Title insurance is different from other types of insurance because it emphasizes risk prevention instead of risk assumption. Title insurance emphasizes loss prevention by eliminating risks caused by title problems arising from past events. According to the American Land Title Association (ALTA), approximately 25 percent of all residential real estate transactions have issues with the title. The issues are resolved by title professionals before closing. Since title research companies resolve most of the title issues prior to closing, people might wonder why they need title insurance.
There are six basic ALTA policies of title insurance including:
- Lenders Leasehold
- Owners Leasehold
- Construction Loan policies
Also, a special policy has been designed for use by the U.S. government in its purchases and condemnations.
What is title insurance?
Title insurance is a type of insurance that protects the insured from financial loss related to owning a property. The title insurance policy covers third-party claims on a property that might not have shown up on an initial title search.
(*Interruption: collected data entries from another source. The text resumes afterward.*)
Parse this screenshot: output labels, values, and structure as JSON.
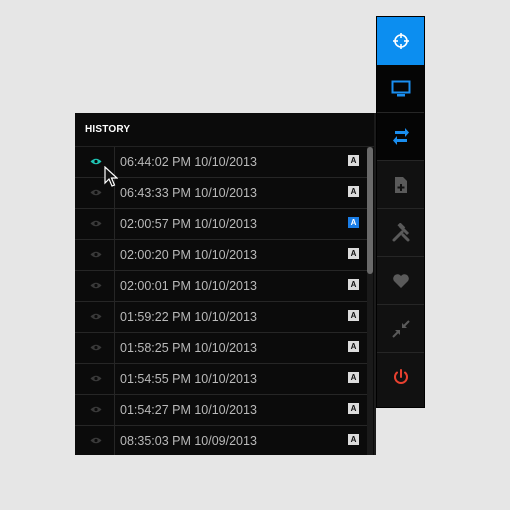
{
  "history": {
    "title": "HISTORY",
    "rows": [
      {
        "time": "06:44:02 PM 10/10/2013",
        "badge": "A",
        "badge_active": false,
        "eye_active": true
      },
      {
        "time": "06:43:33 PM 10/10/2013",
        "badge": "A",
        "badge_active": false,
        "eye_active": false
      },
      {
        "time": "02:00:57 PM 10/10/2013",
        "badge": "A",
        "badge_active": true,
        "eye_active": false
      },
      {
        "time": "02:00:20 PM 10/10/2013",
        "badge": "A",
        "badge_active": false,
        "eye_active": false
      },
      {
        "time": "02:00:01 PM 10/10/2013",
        "badge": "A",
        "badge_active": false,
        "eye_active": false
      },
      {
        "time": "01:59:22 PM 10/10/2013",
        "badge": "A",
        "badge_active": false,
        "eye_active": false
      },
      {
        "time": "01:58:25 PM 10/10/2013",
        "badge": "A",
        "badge_active": false,
        "eye_active": false
      },
      {
        "time": "01:54:55 PM 10/10/2013",
        "badge": "A",
        "badge_active": false,
        "eye_active": false
      },
      {
        "time": "01:54:27 PM 10/10/2013",
        "badge": "A",
        "badge_active": false,
        "eye_active": false
      },
      {
        "time": "08:35:03 PM 10/09/2013",
        "badge": "A",
        "badge_active": false,
        "eye_active": false
      }
    ]
  },
  "toolbar": {
    "items": [
      {
        "icon": "crosshair-icon",
        "state": "active"
      },
      {
        "icon": "monitor-icon",
        "state": "highlighted"
      },
      {
        "icon": "sync-arrows-icon",
        "state": "highlighted"
      },
      {
        "icon": "add-document-icon",
        "state": "normal"
      },
      {
        "icon": "tools-icon",
        "state": "normal"
      },
      {
        "icon": "heart-icon",
        "state": "normal"
      },
      {
        "icon": "collapse-arrows-icon",
        "state": "normal"
      },
      {
        "icon": "power-icon",
        "state": "normal"
      }
    ]
  },
  "colors": {
    "accent": "#0c8ef0",
    "eye_active": "#1fc4b4",
    "power": "#e8402f",
    "icon_inactive": "#5a5a5a"
  }
}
There are two types of title insurance:
- Lender’s title insurance is required by the mortgage lenders since they assume the largest amount of risk in a home sale.
- Owner’s title insurance is optional but it's still common. It protects the buyer from title issues.
Why do you need title insurance?
Before a property deal closes, the title research company searches the public records including deeds, mortgages, divorce decrees, child support orders court judgments, and tax records. It tries to find any title defects. If the company finds anything, then you have to resolve the issues by working with the seller or seller’s agent. If the company doesn’t find any defects with the title, it will give a clear title. So, why do you need title insurance when the title research company has given its approval?
There could still be outstanding claims or title defects due to an undiscovered issue. The current owner might not be aware of this defect. Sometimes, years after purchasing a property, an undiscovered issue might cloud the title of the property. There might be a pending lawsuit, an unreported lien, or an unintentional error in recording or filing documents. In rare circumstances, an oversight might also have been committed by the title researcher.
If a title defect surfaces after a loan closing, there could be a variety of legal costs. Therefore, lenders insist on title insurance. Having title insurance is an added layer of security.
What title insurance costs
Title insurance is a one-time cost and it doesn't have regular premiums. Usually, the cost of ownership title insurance is incurred by the seller. However, the prices and discounts of title insurance vary from state to state. According to CourtHouseDirect.com, it could cost somewhere between $1,000 and $4,000 for title insurance. According to the ALTA, the owner’s and lender’s policies both usually cost about 0.5 percent–1.0 percent of the home’s purchase price.